A Dual-Stream Transformer Architecture for Illumination-Invariant TIR-LiDAR Person Tracking

arXiv cs.RO / 4/2/2026

📰 NewsSignals & Early TrendsIdeas & Deep AnalysisModels & Research

Key Points

  • The paper introduces a dual-stream Transformer-based architecture for all-weather person tracking using Thermal-Infrared (TIR) and LiDAR/Depth sensors, targeting failure cases of RGB-D tracking under extreme lighting like darkness and backlighting.
  • It leverages standard SLAM-capable robot sensor suites (LiDAR and TIR cameras) to build a practical TIR-D tracking system intended for autonomous mobile robots performing reliable human-following.
  • A key bottleneck addressed is limited annotated multi-modal TIR-D datasets, which the authors tackle via a sequential knowledge transfer method that transfers structural priors from a large-scale thermal-trained model into the TIR-D domain.
  • The method uses a “Fine-grained Differential Learning Rate Strategy” to retain pre-trained feature extraction while rapidly adapting to geometric depth cues for the tracking task.
  • Experiments report improved performance over RGB-transfer and single-modality baselines, including an Average Overlap (AO) of 0.700 and a Success Rate (SR) of 58.7%.

Abstract

Robust person tracking is a critical capability for autonomous mobile robots operating in diverse and unpredictable environments.
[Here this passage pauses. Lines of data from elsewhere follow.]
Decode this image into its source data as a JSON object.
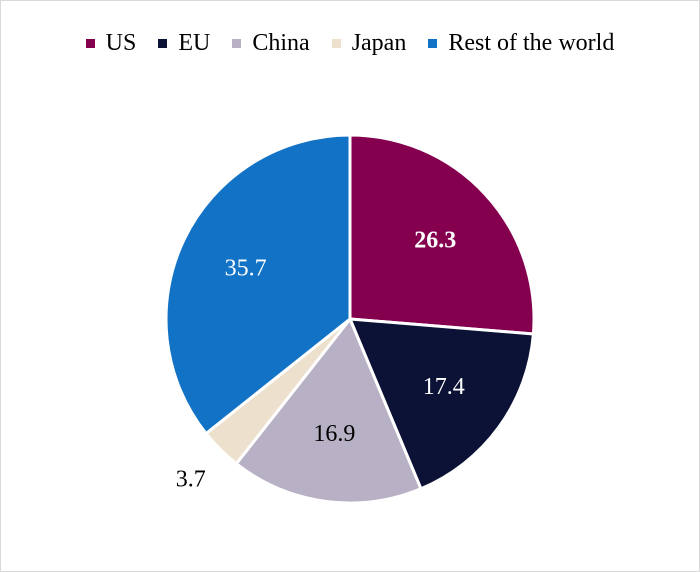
{
  "chart_data": {
    "type": "pie",
    "title": "",
    "legend_position": "top",
    "start_angle_deg": 0,
    "direction": "clockwise",
    "slices": [
      {
        "name": "US",
        "value": 26.3,
        "label": "26.3",
        "color": "#84004f",
        "label_color": "#ffffff",
        "label_bold": true,
        "label_place": "inside"
      },
      {
        "name": "EU",
        "value": 17.4,
        "label": "17.4",
        "color": "#0c1236",
        "label_color": "#ffffff",
        "label_bold": false,
        "label_place": "inside"
      },
      {
        "name": "China",
        "value": 16.9,
        "label": "16.9",
        "color": "#b8b0c4",
        "label_color": "#000000",
        "label_bold": false,
        "label_place": "inside"
      },
      {
        "name": "Japan",
        "value": 3.7,
        "label": "3.7",
        "color": "#ede0cc",
        "label_color": "#000000",
        "label_bold": false,
        "label_place": "outside"
      },
      {
        "name": "Rest of the world",
        "value": 35.7,
        "label": "35.7",
        "color": "#1273c6",
        "label_color": "#ffffff",
        "label_bold": false,
        "label_place": "inside"
      }
    ]
  }
}
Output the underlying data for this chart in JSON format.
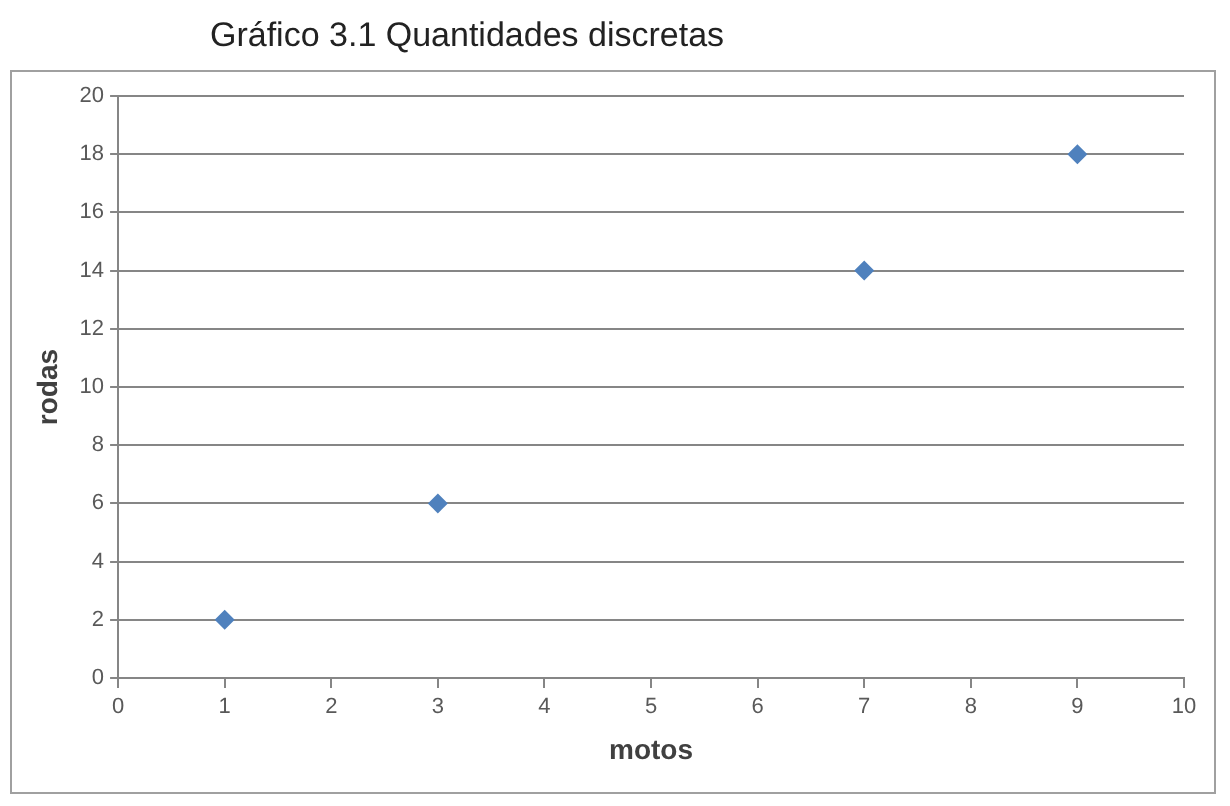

While RGB-D tracking has shown high precision, its performance severely degrades under challenging illumination conditions, such as total darkness or intense backlighting. To achieve all-weather robustness, this paper proposes a novel Thermal-Infrared and Depth (TIR-D) tracking architecture that leverages the standard sensor suite of SLAM-capable robots, namely LiDAR and TIR cameras. A major challenge in TIR-D tracking is the scarcity of annotated multi-modal datasets. To address this, we introduce a sequential knowledge transfer strategy that evolves structural priors from a large-scale thermal-trained model into the TIR-D domain. By employing a differential learning rate strategy -- referred to as ``Fine-grained Differential Learning Rate Strategy'' -- we effectively preserve pre-trained feature extraction capabilities while enabling rapid adaptation to geometric depth cues. Experimental results demonstrate that our proposed TIR-D tracker achieves superior performance, with an Average Overlap (AO) of 0.700 and a Success Rate (SR) of 58.7\%, significantly outperforming conventional RGB-transfer and single-modality baselines. Our approach provides a practical and resource-efficient solution for robust human-following in all-weather robotics applications.